I am working on archiving media from our instance with using the Python-API, but it seems the sg.download_attachment() function has a habit of getting stuck. Is there something I am doing wrong to cause this? If it threw an error I could at least handle the error and continue but this issue means that I basically have to supervise the script to restart it every so often to archive a large number of versions.
Not sure about the causes but perhaps you can try running that bit in a coroutine and giving it a timeout?
or send it as a Deadline job with a timeout?

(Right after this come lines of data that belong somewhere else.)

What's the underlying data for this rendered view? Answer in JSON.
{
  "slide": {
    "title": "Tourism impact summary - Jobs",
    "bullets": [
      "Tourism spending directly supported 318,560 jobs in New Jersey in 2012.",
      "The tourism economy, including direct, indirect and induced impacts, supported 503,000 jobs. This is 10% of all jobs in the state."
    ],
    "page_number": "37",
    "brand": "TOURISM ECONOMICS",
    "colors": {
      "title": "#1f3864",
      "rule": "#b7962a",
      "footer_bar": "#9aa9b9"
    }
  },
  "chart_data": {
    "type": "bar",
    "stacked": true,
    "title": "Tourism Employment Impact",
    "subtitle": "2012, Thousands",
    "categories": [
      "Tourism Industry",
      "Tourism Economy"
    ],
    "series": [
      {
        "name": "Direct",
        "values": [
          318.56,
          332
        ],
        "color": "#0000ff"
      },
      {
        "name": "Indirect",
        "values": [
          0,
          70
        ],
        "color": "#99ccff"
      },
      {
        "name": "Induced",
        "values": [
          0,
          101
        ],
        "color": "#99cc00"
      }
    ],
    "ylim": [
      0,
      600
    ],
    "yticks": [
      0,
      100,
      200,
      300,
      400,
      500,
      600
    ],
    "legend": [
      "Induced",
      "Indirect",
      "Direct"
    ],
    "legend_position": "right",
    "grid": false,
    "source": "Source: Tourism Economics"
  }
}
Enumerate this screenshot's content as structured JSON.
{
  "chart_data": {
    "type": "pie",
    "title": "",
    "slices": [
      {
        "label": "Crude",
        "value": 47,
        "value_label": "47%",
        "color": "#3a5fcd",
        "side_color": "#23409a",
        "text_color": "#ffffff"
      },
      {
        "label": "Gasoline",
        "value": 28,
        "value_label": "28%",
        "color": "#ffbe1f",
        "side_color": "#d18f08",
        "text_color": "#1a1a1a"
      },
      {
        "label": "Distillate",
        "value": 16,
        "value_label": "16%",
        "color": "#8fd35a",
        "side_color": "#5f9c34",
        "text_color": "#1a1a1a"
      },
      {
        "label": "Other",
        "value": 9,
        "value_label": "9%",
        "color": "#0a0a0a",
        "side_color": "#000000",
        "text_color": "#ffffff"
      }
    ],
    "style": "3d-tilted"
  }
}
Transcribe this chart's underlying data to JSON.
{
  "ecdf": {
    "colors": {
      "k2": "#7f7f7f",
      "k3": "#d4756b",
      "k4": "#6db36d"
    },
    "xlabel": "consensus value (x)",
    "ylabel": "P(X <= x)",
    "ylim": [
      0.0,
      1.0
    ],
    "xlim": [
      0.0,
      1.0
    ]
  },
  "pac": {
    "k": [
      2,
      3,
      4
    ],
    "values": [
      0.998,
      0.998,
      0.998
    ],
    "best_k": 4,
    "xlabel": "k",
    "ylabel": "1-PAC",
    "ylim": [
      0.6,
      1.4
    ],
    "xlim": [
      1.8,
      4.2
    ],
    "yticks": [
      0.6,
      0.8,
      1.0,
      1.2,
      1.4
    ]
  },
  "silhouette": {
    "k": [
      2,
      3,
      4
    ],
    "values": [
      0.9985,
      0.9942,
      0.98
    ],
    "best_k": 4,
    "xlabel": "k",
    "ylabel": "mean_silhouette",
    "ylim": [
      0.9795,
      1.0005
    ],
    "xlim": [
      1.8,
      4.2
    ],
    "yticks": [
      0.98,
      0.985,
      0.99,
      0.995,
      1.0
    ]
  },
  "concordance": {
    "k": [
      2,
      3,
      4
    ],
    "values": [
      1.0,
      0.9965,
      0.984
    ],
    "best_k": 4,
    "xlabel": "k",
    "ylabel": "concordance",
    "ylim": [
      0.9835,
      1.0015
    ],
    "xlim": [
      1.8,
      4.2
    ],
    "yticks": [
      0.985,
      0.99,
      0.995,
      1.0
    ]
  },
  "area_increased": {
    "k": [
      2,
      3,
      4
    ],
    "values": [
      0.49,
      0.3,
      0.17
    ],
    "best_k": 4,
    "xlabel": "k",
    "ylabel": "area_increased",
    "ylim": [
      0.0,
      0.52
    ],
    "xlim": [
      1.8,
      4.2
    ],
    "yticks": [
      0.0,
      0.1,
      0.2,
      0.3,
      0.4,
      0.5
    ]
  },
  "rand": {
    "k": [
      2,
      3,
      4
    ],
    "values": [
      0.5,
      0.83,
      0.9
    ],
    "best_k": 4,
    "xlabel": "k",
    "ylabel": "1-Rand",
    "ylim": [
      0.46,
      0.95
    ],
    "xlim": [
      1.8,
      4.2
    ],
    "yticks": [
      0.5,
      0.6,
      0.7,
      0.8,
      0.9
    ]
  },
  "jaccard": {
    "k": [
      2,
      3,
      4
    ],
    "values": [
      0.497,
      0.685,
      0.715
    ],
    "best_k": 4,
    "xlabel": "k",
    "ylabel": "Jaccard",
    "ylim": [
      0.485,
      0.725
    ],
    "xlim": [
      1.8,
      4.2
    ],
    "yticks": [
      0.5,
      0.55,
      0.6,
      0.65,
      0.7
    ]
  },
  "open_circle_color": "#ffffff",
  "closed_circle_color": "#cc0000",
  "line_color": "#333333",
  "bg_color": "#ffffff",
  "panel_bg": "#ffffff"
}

I have not used async in Python before, so I tried to add a timeout to the download with asyncio.timeout(), but that didnt seem to work. It doesnt seem to actually stop the download at all.
Here is my download function:
async def downloadVersion(downloadLink, filepath):
async with asyncio.timeout(30):
sg.download_attachment(
{"type": downloadLink["type"], "id": downloadLink["id"]},
file_path=filepath,
)
and here is how I call it
if not os.path.exists(filePath) and versions:
try:
await downloadVersion(downloadLink, filePath)
except asyncio.TimeoutError:
logger.error(
f"Download for {versionName} timed out at {datetime.datetime.now()}. Full path: {filePath}"
)
except Exception as error:
logger.error(
f"Error {error} of type {type(error)} happened at {datetime.datetime.now()}"
)
I also am not sure what you mean by “send it as a Deadline job with a timeout?”, could you elaborate on that?
At this point I am considering just using requests inside python to get more control over the download.
Deadline is a render farm manager, maybe you run something different, but its easy to send lots of jobs to it and get your downloads done that way without having a failure of one affect everythying else.
I believe you can give your await
a timeout.
Alright. I did try that, but it didnt seem to work well either. I ended up solving this by just downloading the files directly with the requests library and building timeout and retry logic around the download myself.